Job or Money
【*】Would you quit your job if you didn't need the money? In a 1990 poll by the Gallop Organization, many people said quitting work was an important reason to be rich. Yet researchers find that work is one of life's chief satisfactions for people.
Consider W. Berry Fowler. In 1979, Fowler started a tutoring company that became so successful he was able to sell out and retire in 1978a multimillionaire at 40. He bought a 50-foot cabin cruiser and a house in Hawaii, and busied himself vacationing.
But after five years of perpetual vacation, Fowler began to miss the challenges of work. So in 1992, he bought a fitness chain for children and now spends 75 hours a week immersed in balance sheets and staff meetings."My best days on the golf course weren't half as much fun as a good day at the office, he says.
A job, studies show, is more than a paycheck. Doing something well can increase confidence and self-worth. When sociologist H. Ray Kaplan surveyed 139 lottery millionaires, he discovered 60 percent continued working at least a year after they’d won.
If jobs are so important, wouldn't salary size be a gauge of job satisfaction?

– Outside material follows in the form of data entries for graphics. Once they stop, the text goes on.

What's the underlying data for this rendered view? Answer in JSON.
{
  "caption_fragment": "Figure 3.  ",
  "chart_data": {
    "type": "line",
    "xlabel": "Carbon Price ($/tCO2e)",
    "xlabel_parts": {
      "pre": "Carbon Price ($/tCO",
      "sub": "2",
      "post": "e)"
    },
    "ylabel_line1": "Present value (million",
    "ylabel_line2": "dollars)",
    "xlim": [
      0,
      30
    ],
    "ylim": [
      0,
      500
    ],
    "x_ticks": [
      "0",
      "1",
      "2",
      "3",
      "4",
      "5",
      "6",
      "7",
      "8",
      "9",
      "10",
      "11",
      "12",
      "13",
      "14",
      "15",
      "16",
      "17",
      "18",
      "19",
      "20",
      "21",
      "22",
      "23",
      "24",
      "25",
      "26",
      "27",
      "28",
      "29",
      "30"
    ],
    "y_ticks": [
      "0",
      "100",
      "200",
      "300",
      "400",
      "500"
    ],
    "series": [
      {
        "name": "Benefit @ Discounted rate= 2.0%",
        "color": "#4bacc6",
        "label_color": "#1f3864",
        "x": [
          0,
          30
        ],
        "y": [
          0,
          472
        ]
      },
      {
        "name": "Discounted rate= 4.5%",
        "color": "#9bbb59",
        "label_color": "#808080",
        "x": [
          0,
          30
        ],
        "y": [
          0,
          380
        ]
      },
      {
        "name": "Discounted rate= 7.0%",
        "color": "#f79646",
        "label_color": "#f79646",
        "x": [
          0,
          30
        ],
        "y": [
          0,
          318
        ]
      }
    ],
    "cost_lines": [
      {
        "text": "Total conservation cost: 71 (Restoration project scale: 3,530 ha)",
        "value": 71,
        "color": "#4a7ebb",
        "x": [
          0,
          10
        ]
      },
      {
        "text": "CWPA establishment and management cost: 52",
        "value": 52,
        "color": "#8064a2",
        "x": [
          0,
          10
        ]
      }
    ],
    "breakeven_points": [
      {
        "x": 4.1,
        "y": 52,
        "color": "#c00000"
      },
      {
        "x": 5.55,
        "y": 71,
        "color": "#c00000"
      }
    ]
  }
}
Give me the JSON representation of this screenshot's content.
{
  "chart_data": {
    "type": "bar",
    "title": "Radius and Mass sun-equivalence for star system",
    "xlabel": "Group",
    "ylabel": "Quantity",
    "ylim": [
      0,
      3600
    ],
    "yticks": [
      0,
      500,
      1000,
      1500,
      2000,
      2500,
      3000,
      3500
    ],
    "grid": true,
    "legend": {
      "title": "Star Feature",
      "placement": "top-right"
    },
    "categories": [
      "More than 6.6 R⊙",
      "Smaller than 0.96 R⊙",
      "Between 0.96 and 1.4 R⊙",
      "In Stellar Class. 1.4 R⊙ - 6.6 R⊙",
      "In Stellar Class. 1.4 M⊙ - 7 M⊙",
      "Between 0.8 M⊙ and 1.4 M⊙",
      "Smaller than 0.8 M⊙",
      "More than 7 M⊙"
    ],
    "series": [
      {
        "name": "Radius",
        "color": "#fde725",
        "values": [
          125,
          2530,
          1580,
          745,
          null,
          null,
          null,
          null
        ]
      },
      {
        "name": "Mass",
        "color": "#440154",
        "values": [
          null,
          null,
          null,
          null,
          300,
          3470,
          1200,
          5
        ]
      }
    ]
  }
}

Americans think so. A survey conducted last year by Roper Starch Worldwide, Inc. , found that almost 70 percent of the respondents said they would be happier if their families had twice as much household income. Yet studies show that job satisfaction comes less from how much people earn than from the challenge of their jobs and the control they are able to exert. Work that doesn't engage a person will never seem rewarding, no matter how lucrative it becomes.